Science —

Asteroid flyby reveals a body left over from birth of the solar system

The Rosetta mission flew by the asteroid Lutetia in 2010. It spotted a body …

Asteroid flyby reveals a body left over from birth of the solar system
Photograph by ESA

Many of the asteroids in our solar system are largely piles of rubble, torn apart by collisions and only weakly pulled back together by gravity. But the larger asteroids, the ones 100km and up, will generally survive most collisions with smaller objects intact. As a result, it has been suggested that these larger asteroids will generally have been unchanged since the formation of the solar system. As such, they can provide us with a picture of the early solar system's conditions at the time the first planetesimals condensed, and before they merged to form the rocky inner planets.
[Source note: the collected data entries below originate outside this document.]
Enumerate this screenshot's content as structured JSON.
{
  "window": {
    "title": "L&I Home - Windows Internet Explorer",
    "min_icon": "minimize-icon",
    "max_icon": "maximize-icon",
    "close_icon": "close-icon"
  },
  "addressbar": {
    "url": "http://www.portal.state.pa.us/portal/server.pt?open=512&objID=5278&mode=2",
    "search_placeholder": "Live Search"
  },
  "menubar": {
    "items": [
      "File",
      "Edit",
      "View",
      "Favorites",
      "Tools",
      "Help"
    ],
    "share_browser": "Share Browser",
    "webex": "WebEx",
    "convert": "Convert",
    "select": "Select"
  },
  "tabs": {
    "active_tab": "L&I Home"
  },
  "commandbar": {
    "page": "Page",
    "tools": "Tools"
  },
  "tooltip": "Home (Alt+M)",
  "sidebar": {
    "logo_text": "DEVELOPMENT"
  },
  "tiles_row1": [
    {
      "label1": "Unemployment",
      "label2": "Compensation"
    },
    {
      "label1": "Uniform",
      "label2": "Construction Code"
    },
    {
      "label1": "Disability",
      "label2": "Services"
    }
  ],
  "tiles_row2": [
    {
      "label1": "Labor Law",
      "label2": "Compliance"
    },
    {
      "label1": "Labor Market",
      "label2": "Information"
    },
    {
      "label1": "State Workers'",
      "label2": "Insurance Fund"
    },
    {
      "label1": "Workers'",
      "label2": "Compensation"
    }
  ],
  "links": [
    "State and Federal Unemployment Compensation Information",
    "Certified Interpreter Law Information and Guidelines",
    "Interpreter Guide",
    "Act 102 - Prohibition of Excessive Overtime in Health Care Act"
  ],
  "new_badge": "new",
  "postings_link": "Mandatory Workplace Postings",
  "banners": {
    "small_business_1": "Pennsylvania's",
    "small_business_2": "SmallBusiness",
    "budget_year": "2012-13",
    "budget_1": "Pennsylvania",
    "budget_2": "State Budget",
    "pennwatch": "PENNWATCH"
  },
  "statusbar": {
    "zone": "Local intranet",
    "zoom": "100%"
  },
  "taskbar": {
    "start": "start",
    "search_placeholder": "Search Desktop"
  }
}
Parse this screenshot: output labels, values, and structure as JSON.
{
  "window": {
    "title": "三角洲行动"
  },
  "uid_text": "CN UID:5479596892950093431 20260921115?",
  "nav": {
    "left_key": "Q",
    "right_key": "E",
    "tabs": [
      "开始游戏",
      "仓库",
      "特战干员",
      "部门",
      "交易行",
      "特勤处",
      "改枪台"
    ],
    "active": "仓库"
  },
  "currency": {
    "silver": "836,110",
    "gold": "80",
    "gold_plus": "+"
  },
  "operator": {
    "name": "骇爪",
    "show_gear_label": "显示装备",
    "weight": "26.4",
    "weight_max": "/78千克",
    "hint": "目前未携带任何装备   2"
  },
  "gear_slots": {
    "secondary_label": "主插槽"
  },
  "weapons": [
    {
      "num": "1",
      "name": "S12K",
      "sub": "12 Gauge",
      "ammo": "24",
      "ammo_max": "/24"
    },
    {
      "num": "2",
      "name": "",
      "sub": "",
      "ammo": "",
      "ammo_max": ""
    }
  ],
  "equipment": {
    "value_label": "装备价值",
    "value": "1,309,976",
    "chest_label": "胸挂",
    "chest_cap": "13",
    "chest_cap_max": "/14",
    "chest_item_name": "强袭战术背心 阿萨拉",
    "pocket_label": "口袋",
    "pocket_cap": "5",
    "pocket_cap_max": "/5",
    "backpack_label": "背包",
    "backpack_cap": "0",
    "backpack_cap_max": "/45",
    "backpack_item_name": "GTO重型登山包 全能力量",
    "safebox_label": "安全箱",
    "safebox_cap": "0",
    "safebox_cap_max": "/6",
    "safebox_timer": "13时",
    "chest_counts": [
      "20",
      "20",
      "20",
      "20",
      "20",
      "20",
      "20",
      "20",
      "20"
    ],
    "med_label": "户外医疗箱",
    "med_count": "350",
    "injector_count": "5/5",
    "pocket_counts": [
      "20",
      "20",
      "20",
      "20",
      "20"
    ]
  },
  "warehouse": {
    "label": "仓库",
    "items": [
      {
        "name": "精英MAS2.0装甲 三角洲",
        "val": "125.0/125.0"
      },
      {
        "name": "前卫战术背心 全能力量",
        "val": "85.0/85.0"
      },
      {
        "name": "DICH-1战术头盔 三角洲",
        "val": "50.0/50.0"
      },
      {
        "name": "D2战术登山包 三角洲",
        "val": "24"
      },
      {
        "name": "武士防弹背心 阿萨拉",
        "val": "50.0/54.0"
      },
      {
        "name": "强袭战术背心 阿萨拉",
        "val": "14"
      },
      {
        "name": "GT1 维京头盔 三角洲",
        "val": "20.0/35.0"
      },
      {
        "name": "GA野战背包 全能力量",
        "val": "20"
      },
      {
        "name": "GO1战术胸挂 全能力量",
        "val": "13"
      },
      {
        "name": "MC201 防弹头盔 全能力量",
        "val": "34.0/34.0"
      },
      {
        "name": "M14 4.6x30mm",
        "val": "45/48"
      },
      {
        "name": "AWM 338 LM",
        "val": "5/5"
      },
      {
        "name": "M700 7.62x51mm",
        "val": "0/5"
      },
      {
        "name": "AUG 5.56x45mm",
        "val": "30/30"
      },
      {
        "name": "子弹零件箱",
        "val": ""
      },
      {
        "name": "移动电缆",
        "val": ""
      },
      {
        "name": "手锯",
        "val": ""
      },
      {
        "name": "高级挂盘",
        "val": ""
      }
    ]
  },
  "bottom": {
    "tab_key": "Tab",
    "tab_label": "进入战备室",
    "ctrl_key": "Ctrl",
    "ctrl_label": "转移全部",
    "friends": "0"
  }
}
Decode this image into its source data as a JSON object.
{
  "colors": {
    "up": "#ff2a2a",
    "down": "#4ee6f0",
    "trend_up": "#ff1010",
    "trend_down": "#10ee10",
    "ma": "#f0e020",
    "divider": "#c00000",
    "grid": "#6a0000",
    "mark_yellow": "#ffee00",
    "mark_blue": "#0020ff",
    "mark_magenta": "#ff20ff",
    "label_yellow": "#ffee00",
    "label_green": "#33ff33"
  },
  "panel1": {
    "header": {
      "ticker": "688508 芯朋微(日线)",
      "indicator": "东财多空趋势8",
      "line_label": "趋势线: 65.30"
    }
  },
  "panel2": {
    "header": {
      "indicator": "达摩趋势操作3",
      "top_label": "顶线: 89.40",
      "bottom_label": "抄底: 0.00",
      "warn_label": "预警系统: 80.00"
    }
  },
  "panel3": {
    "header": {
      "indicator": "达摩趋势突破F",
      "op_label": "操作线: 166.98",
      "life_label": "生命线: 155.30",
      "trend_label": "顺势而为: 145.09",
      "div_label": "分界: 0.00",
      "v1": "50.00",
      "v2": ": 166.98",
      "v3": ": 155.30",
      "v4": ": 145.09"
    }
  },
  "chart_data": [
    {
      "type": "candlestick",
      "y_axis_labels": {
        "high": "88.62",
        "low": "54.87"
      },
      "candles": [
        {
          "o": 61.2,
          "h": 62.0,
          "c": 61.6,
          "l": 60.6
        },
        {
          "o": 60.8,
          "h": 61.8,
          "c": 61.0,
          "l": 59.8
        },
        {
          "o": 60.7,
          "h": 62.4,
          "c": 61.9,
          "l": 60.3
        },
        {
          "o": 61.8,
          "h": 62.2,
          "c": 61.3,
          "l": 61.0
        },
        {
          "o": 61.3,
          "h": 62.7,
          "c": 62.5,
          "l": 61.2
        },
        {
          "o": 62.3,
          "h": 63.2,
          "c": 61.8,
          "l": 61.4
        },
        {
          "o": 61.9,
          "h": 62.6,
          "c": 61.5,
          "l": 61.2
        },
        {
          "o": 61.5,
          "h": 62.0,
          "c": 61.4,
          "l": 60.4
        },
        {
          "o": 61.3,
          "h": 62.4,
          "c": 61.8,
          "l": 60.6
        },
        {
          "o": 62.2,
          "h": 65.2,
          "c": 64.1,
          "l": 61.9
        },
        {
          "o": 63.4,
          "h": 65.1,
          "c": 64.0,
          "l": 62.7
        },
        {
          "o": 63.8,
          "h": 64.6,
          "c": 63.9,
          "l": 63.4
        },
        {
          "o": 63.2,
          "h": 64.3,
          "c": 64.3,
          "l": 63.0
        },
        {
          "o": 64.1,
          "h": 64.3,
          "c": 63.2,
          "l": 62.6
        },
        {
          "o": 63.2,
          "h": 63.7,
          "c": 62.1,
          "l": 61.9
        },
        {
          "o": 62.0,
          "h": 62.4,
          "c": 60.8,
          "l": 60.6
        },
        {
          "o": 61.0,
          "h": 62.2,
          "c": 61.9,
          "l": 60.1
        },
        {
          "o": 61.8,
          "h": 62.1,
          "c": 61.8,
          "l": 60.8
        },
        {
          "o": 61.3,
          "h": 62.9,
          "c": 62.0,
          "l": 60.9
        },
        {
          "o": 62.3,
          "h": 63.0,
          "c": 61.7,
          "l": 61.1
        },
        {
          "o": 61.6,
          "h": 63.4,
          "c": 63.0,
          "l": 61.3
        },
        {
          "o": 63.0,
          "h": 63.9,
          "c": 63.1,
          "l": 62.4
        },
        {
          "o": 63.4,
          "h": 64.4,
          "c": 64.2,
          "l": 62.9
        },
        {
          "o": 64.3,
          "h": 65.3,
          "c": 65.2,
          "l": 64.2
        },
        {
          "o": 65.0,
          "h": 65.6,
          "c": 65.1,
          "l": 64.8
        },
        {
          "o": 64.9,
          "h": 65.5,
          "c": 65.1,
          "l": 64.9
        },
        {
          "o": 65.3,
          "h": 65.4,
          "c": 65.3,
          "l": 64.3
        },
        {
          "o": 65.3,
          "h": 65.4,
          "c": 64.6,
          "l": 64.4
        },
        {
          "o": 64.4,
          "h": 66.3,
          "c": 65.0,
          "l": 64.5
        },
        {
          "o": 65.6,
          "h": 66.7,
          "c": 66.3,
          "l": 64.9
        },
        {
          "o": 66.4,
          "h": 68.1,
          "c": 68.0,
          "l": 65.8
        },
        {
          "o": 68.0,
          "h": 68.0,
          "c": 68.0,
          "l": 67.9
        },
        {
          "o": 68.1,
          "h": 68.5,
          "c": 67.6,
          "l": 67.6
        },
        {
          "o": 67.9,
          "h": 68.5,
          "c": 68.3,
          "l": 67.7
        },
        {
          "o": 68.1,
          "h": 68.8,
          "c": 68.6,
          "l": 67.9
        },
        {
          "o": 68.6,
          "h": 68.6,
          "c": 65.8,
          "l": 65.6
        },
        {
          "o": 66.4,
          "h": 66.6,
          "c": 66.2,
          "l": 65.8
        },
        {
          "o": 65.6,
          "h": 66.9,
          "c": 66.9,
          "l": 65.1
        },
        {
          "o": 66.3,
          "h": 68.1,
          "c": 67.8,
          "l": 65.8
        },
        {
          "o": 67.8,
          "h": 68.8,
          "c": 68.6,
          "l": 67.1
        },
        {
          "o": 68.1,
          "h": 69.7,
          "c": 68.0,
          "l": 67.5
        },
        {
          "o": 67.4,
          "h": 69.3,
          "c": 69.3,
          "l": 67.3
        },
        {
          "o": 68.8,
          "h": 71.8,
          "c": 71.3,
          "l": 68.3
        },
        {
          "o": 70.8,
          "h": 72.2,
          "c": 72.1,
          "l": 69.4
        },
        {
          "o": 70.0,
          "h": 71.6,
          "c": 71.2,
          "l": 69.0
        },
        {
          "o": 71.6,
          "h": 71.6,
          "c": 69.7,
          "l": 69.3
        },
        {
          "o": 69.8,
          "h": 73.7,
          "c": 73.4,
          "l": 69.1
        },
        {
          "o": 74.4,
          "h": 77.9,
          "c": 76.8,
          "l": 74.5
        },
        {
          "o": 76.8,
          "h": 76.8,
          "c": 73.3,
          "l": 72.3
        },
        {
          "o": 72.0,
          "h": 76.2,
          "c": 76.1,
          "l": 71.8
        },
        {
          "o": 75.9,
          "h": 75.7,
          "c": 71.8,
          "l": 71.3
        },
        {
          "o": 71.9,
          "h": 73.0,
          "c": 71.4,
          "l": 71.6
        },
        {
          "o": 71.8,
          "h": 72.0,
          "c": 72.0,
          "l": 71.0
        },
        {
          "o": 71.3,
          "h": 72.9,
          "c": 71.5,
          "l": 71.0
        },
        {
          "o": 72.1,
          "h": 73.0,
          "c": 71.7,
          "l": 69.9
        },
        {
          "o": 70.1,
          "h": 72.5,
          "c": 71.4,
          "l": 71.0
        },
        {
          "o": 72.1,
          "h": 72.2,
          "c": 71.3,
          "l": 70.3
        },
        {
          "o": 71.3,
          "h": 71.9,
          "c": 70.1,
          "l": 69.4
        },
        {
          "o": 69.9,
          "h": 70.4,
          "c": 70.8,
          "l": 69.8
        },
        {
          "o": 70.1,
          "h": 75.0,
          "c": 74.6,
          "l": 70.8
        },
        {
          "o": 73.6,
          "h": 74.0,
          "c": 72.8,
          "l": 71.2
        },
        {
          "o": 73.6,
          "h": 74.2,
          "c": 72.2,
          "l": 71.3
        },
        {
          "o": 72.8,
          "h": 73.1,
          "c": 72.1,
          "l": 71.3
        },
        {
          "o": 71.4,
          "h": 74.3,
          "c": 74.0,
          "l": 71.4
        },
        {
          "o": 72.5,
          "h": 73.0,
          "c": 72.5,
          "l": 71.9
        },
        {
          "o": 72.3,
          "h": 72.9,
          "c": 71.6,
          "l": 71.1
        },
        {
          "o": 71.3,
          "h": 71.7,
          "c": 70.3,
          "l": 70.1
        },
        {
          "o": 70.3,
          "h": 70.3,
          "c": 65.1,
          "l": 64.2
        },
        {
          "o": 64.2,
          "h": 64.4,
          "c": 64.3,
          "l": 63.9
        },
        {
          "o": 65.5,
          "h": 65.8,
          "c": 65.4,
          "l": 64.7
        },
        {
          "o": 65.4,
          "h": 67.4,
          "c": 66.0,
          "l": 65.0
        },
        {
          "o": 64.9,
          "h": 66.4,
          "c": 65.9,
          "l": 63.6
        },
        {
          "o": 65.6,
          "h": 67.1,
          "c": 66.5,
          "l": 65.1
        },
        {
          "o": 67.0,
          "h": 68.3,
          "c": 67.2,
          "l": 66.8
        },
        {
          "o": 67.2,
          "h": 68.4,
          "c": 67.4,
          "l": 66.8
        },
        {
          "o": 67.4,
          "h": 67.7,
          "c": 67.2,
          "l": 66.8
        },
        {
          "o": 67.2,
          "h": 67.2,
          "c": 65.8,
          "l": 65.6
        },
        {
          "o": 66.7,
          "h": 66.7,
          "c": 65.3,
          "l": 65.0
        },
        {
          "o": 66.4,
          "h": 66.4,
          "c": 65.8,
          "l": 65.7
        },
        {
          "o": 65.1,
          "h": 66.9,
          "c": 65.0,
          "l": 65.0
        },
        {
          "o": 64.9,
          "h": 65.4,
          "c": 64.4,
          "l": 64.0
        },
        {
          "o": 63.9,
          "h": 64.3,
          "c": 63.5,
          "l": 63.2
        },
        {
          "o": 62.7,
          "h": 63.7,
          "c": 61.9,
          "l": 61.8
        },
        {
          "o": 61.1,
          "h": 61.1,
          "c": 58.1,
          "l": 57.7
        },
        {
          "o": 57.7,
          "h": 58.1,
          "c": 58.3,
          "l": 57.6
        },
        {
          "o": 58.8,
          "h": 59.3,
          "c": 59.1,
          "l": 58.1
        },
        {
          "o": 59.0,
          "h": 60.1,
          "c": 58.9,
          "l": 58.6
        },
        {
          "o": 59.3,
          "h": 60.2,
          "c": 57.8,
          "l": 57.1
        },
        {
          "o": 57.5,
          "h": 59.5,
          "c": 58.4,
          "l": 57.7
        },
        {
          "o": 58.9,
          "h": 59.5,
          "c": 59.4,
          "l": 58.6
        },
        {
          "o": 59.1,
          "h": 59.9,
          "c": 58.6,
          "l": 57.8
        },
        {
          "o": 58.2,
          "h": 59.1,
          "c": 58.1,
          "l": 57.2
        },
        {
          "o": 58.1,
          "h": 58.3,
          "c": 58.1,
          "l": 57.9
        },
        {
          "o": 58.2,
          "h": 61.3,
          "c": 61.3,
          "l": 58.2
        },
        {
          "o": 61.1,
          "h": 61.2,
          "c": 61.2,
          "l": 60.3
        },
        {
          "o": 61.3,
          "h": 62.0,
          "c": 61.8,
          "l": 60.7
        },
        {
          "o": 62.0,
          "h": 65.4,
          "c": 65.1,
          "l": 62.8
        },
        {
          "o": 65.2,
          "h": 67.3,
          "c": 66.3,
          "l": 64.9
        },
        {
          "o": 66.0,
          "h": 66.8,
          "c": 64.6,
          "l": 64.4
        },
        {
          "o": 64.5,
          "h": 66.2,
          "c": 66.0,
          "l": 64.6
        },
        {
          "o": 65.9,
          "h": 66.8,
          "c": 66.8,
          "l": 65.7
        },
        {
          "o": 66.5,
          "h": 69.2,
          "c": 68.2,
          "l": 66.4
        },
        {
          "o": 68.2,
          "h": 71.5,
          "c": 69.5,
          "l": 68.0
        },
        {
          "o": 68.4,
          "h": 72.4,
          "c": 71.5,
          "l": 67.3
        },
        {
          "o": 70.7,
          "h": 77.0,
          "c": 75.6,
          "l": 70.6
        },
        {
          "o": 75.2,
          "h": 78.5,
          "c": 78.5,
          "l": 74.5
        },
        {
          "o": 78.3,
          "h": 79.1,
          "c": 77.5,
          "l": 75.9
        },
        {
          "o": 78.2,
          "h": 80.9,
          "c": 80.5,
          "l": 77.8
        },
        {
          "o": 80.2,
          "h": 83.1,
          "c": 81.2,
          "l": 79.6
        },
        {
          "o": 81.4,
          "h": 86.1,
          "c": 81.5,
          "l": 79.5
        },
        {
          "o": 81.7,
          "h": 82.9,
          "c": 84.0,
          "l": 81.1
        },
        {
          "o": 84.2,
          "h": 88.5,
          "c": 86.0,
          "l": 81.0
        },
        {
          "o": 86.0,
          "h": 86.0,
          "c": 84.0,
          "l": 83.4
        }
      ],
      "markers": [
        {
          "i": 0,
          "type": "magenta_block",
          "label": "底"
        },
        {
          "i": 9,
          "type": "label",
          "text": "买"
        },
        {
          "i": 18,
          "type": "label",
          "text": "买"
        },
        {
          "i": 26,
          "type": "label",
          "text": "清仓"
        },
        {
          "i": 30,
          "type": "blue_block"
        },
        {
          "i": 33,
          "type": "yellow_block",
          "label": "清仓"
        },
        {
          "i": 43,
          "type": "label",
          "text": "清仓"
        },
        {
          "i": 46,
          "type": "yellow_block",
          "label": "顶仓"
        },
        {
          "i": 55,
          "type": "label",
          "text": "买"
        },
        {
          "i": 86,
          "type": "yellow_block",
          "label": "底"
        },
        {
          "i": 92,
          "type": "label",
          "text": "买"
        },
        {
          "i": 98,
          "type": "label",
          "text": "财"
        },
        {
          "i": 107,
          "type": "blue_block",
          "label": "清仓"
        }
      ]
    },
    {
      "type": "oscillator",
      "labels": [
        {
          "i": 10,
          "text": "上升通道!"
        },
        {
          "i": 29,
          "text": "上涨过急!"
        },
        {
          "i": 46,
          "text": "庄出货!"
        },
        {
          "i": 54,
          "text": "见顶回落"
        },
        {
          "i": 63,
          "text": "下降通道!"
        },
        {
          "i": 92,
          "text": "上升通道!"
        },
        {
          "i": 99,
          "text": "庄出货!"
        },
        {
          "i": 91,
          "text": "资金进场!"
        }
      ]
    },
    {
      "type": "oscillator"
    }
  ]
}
In July of 2010, the ESA's Rosetta mission performed a close flyby of the large asteroid 21 Lutetia. For a year afterwards, it was the largest asteroid we've visited (NASA's Dawn mission has since gone into orbit around 4 Vesta. Rosetta sent home fantastic pictures at the time, and now, over a year later, the scientific analysis has been completed. Three papers on Lutetia will be published in today's issue of Science.

One of the papers is devoted to estimating the asteroid's mass. As the probe approached, the gravitational pull of Lutetia accelerated it, creating an additional Doppler shift of Rosetta's signals; in the same way, Rosetta was slowed down once it shot past. All this was picked up by NASA's Deep Space Network, allowing the authors to plug in the values to a model of Rosetta's flyby, and calculate the strength of the gravitational pull, and thus Lutetia's mass. It's 1.7 x 1018 kg, give or take one percent. (Compare that with a bit under 1023 kg for the Moon.)

With that in hand, figuring out the volume occupied by Lutetia would allow the density of its material to be determined. Lutetia is pretty oblong, having major axes of 121, 101, and 75km. But a program called KOALA (Knitted Occultation, Adaptive-optics and Light-curves Approach) could use these dimensions and the images of the asteroid to estimate its volume. That produced a density of 3,400 kilograms per cubic meter, "one of the highest bulk densities known for asteroids."

That reinforces the impression that Lutetia formed as a solid object, and doesn't have the sort of porous internal structure that you'd expect from a pile of debris. It also indicates that its composition must be quite different from that of stony asteroids—it probably has a high metal content, and is thus likely to be iron rich.

That solid internal structure doesn't mean that Lutetia hasn't taken some hits over the years. There are a number of surface grooves that indicate strains caused by major collisions, and its largest crater is about 55km in diameter, about half of the body's typical width. Several areas of its surface show fewer signs of impacts, suggesting they are younger, and the asteroid's surface has been reworked a couple of times in its past. The authors estimate that the crater was caused by an impactor 8km in diameter which fractured it internally, but didn't shatter it.

Even though the gravity on the body would be incredibly weak by Earth standards, the images show features that are clearly driven by a gravitational attraction. Large boulders, blasted out of the interior, are scattered within other craters. And small landslides of surface materials have tumbled down crater walls.

But small craters are rare on the body's surface. The authors propose that, although the interior of Lutetia is dense, the surface now consists of a dusty material, termed regolith, similar to that found on the Moon. This swallows the smaller impactors; larger ones reach the solid material underneath and blast out a crater. The presence of this regolith reinforces the idea that Lutetia is ancient by solar system standards, since the material is formed over time by the shattering of rock by cosmic rays and micrometeorites.

Rosetta is now in deep space, but NASA's Dawn mission entered orbit around 4 Vesta this year. In many ways, the two missions nicely complement each other. Vesta appears to be the next step up in planet formation, a proto-planet, formed by the combination of multiple planetesimals and with a differentiated interior. Between the two asteroids, we should have a clearer picture of the sorts of bodies that merged to form the inner planets.

Science, 2011. DOI: 10.1126/science.1209389, 10.1126/science.1204062, 10.1126/science.1207325  (About DOIs).